PRICKLY-HEAT, s. A troublesome cutaneous rash (Lichen tropicus) in the form of small red pimples, which itch intolerably. It affects many Europeans in the hot weather. Fryer (pub. 1698) alludes to these "fiery pimples," but gives the disease no specific name. Natives sometimes suffer from it, and (in the south) use a paste of sandal-wood to alleviate it. Sir Charles Napier in Sind used to suffer much from it, and we have heard him described as standing, when giving an interview during the hot weather, with his back against the edge of an open door, for the convenience of occasional friction against it. [See [RED-DOG].]
1631.—"Quas Latinus Hippocrates Cornelius Celsus papulas, Plinius sudamina vocat ... ita crebra sunt, ut ego adhuc neminem noverim qui molestias has effugerit, non magis quam morsas culicum, quos Lusitani Mosquitas vocant. Sunt autem haec papulae rubentes, et asperae aliquantum, per sudorem in cutem ejectæ; plerumque a capite ad calcem usque, cum summo pruritu, et assiduo scalpendi desiderio erumpentes."—Jac. Bontii, Hist. Nat. &c., ii. 18, p. 33.
1665.—"The Sun is but just now rising, yet he is intolerable; there is not a Cloud in the Sky, not a breath of Wind; my horses are spent, they have not seen a green Herb since we came out of Lahor; my Indians, for all their black, dry, and hard skin, sink under it. My face, hands and feet are peeled off, and my body is covered all over with pimples that prick me, as so many needles."—Bernier, E.T. 125; [ed. Constable, 389].
[1673.—"This Season ... though moderately warm, yet our Bodies broke out into small fiery Pimples (a sign of a prevailing Crasis) augmented by Muskeetoe-Bites, and Chinces raising Blisters on us."—Fryer, 35.]

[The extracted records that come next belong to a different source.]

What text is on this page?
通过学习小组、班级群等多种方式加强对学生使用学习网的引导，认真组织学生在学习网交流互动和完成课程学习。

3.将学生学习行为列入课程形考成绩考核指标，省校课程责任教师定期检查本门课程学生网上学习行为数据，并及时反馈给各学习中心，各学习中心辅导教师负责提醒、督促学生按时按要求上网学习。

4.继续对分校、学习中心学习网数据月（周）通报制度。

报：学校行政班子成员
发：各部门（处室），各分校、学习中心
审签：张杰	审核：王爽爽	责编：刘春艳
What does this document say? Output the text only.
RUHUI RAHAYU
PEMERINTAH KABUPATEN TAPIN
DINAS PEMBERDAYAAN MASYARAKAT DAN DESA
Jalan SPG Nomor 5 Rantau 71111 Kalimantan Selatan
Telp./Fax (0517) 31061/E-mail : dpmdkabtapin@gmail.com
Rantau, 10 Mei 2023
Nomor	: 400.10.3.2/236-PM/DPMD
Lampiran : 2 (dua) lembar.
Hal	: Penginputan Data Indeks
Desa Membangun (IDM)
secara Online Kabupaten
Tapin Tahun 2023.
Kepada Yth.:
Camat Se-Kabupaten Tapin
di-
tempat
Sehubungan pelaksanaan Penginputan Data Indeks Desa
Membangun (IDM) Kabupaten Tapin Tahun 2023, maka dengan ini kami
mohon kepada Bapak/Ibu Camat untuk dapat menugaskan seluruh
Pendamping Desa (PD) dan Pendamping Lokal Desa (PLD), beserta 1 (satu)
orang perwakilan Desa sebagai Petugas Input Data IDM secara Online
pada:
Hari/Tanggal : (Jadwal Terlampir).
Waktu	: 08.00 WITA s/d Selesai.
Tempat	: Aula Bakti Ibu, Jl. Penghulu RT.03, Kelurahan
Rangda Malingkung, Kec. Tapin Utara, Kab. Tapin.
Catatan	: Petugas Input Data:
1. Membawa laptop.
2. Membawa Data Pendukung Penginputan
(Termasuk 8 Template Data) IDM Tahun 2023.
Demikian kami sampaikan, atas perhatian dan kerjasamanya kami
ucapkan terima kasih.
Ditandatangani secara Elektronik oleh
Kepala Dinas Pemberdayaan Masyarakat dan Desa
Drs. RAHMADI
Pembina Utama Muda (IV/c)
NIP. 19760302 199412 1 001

1807.—"One thing I have forgotten to tell you of—the prickly heat. To give you some notion of its intensity, the placid Lord William (Bentinck) has been found sprawling on a table on his back; and Sir Henry Gwillin, one of the Madras Judges, who is a Welshman, and a fiery Briton in all senses, was discovered by a visitor rolling on his own floor, roaring like a baited bull."—Lord Minto in India, June 29.
1813.—"Among the primary effects of a hot climate (for it can hardly be called a disease) we may notice prickly heat."—Johnson, Influence of Trop. Climates, 25.